For an instant she hears distant music, a singing voice with orchestral accompaniment. She pauses to listen. The music’s pulse travels through the trees. Strange. Possibly it’s Roger, she thinks, between deep breaths; Roger onstage in the karaoke bar, singing his greatest hits to other lonelies in the dark. “Blue Bayou,” “Layla,” “Tommy,” “Try to Remember.” Roger at a safe distance. Her hair, she realizes, is shining in the moonlight. If she were being watched, she would at least look good.
But wouldn’t it be romantic to peer down from these woods through the dark and spy some shining, many-winged lodge lying below, windows ablaze, like an exotic casino from some Paul Muni movie. Graceful skaters adrift on a lighted rink. A garlanded lift still in stately motion, a few, last alpinists taking their silken, torchless float before lights-out. The great tree shining from the summit.
Except, this is not a particularly pretty part of Michigan. Nothing’s to see — dark trunks, cold dead falls, swags of heavy snow hung in the spruce boughs.
And she is stiffening. Just that fast. New muscles being visited. Best not to go so far.
Daisy, her sister, comes to mind. Daisy, who will soon exit the hospital with a whole new view of life. Inside, there’s of course been the 12-step ritual to accompany the normal curriculum of deprivation and regret. And someone, somewhere, at some time possibly even decades back, will definitely turn out to have touched Daisy in ways inappropriate and detrimental to her well-being, and at an all-too-tender age. And not just once, but many times, over a series of terrible, silent years. The culprit possibly an older, suspicious neighborhood youth — a loner — or a far too avuncular school librarian. Even the paterfamilias will come under posthumous scrutiny (the historical perspective, as always, unprovable and therefore indisputable).
And certain sacrifices of dignity will naturally be requested of everyone then, due to this rich new news from the past: a world so much more lethal than anyone believed, nothing being the way we thought it was; so much hidden from view; if anyone had only known, could’ve spoken out and opened up the lines of communication, could’ve trusted, confided, blah, blah, blah. Their mother will, necessarily, have suspected nothing, but unquestionably should’ve. Perhaps Daisy, herself, will have suggested that Faith is a lesbian. The snowball effect. No one safe, no one innocent.

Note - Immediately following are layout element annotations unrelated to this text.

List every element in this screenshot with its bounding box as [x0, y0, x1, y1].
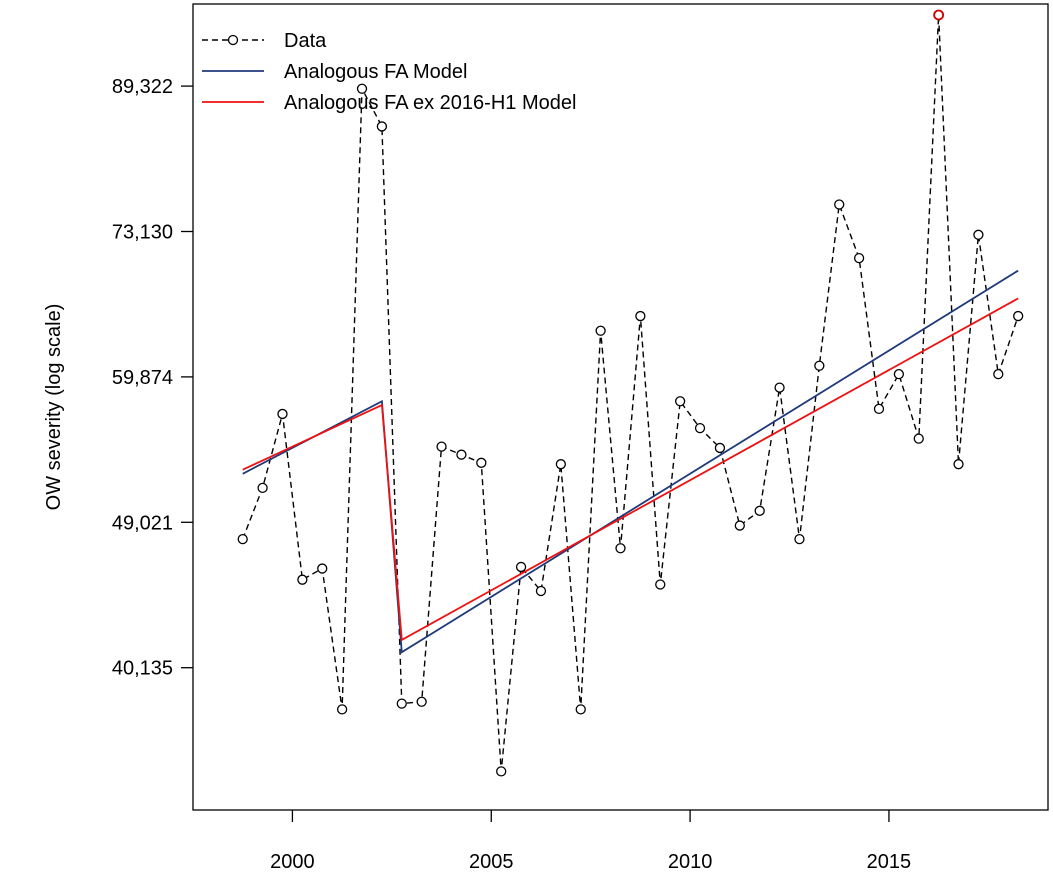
data-point: [336, 704, 348, 715]
data-point: [615, 543, 626, 554]
data-point: [893, 369, 905, 380]
data-point: [237, 533, 248, 545]
data-point: [694, 422, 706, 434]
data-series-line: [242, 14, 1019, 772]
data-point: [515, 561, 527, 573]
data-point: [873, 403, 885, 414]
data-point: [834, 199, 845, 210]
fa-model-line: [242, 269, 1019, 654]
y-tick-label: 40,135: [112, 658, 173, 680]
data-point: [655, 579, 666, 590]
y-tick-label: 49,021: [112, 512, 173, 534]
x-tick-label: 2000: [270, 851, 315, 873]
data-point: [714, 442, 726, 454]
data-point: [774, 382, 785, 393]
data-point: [754, 505, 765, 516]
data-point: [973, 229, 984, 240]
series-layer: [237, 9, 1024, 777]
data-point: [675, 396, 686, 407]
data-point: [535, 585, 547, 597]
data-point: [376, 121, 388, 132]
x-tick-label: 2015: [867, 851, 912, 873]
data-point: [794, 533, 805, 545]
y-axis-title: OW severity (log scale): [43, 304, 65, 511]
data-point: [814, 360, 825, 371]
data-point: [297, 574, 308, 585]
data-point: [456, 449, 467, 460]
legend-label: Analogous FA Model: [284, 61, 467, 83]
legend: Data Analogous FA Model Analogous FA ex 20…: [202, 30, 576, 114]
data-point: [1013, 310, 1024, 322]
y-axis: 40,135 49,021 59,874 73,130 89,322: [112, 76, 193, 680]
data-point: [635, 310, 646, 322]
data-point: [933, 9, 945, 21]
data-point: [734, 520, 745, 531]
y-tick-label: 89,322: [112, 76, 173, 98]
x-tick-label: 2010: [668, 851, 713, 873]
data-point: [496, 766, 507, 777]
data-point: [476, 457, 487, 468]
data-point: [853, 252, 865, 264]
legend-marker-data: [227, 34, 239, 46]
fa-ex-model-line: [242, 297, 1019, 642]
data-point: [257, 482, 268, 493]
data-point: [993, 369, 1004, 380]
legend-label: Data: [284, 30, 327, 52]
data-point: [396, 698, 407, 709]
x-tick-label: 2005: [469, 851, 514, 873]
data-point: [555, 459, 566, 470]
x-axis: 2000 2005 2010 2015: [270, 810, 911, 873]
data-point: [436, 441, 447, 452]
data-point: [317, 563, 328, 574]
data-point: [277, 408, 288, 420]
data-point: [575, 704, 586, 715]
y-tick-label: 59,874: [112, 367, 173, 389]
legend-label: Analogous FA ex 2016-H1 Model: [284, 92, 576, 114]
data-point: [356, 83, 368, 94]
data-point: [595, 325, 606, 336]
data-point: [953, 459, 964, 470]
data-point: [913, 433, 924, 444]
y-tick-label: 73,130: [112, 222, 173, 244]
data-point: [416, 696, 427, 707]
plot-frame: [192, 3, 1049, 811]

Up ahead, in the shadows, a mile into the trek, Shelter 1 sits to the right of Nordic Trail 1—a darkened clump in a small clearing, a place to rest and wait for the others to catch up (if there were others). A perfect place to turn back.
Shelter 1 is nothing fancy, a simple rustic school-bus enclosure open on one side and hewn from logs. Out on the snow lie crusts of dinner rolls, a wedge of pizza, some wadded tissues, three beer cans — treats for the forest creatures — each casting its tiny shadow upon the white surface.
Although seated in the gloomy inside on a plank bench are not school kids, but Roger, the brother-in-law, in his powder-blue ski suit and hiking boots. He is not singing karaoke after all. She noticed no boot tracks up the trail. Roger is more resourceful than at first he seems.
“It’s eff-ing cold up here.” Roger speaks from within the shadows of Shelter 1. He is not wearing his black glasses now, and is barely visible, though she senses he’s smiling — his brown eyes even narrower.
“What are you doing up here, Roger,” Faith asks.
“Oh,” Roger says out of the gloom. “I just thought I’d come up.” He crosses his arms and extends his hiking boots into the snow-light like some species of high-school toughie.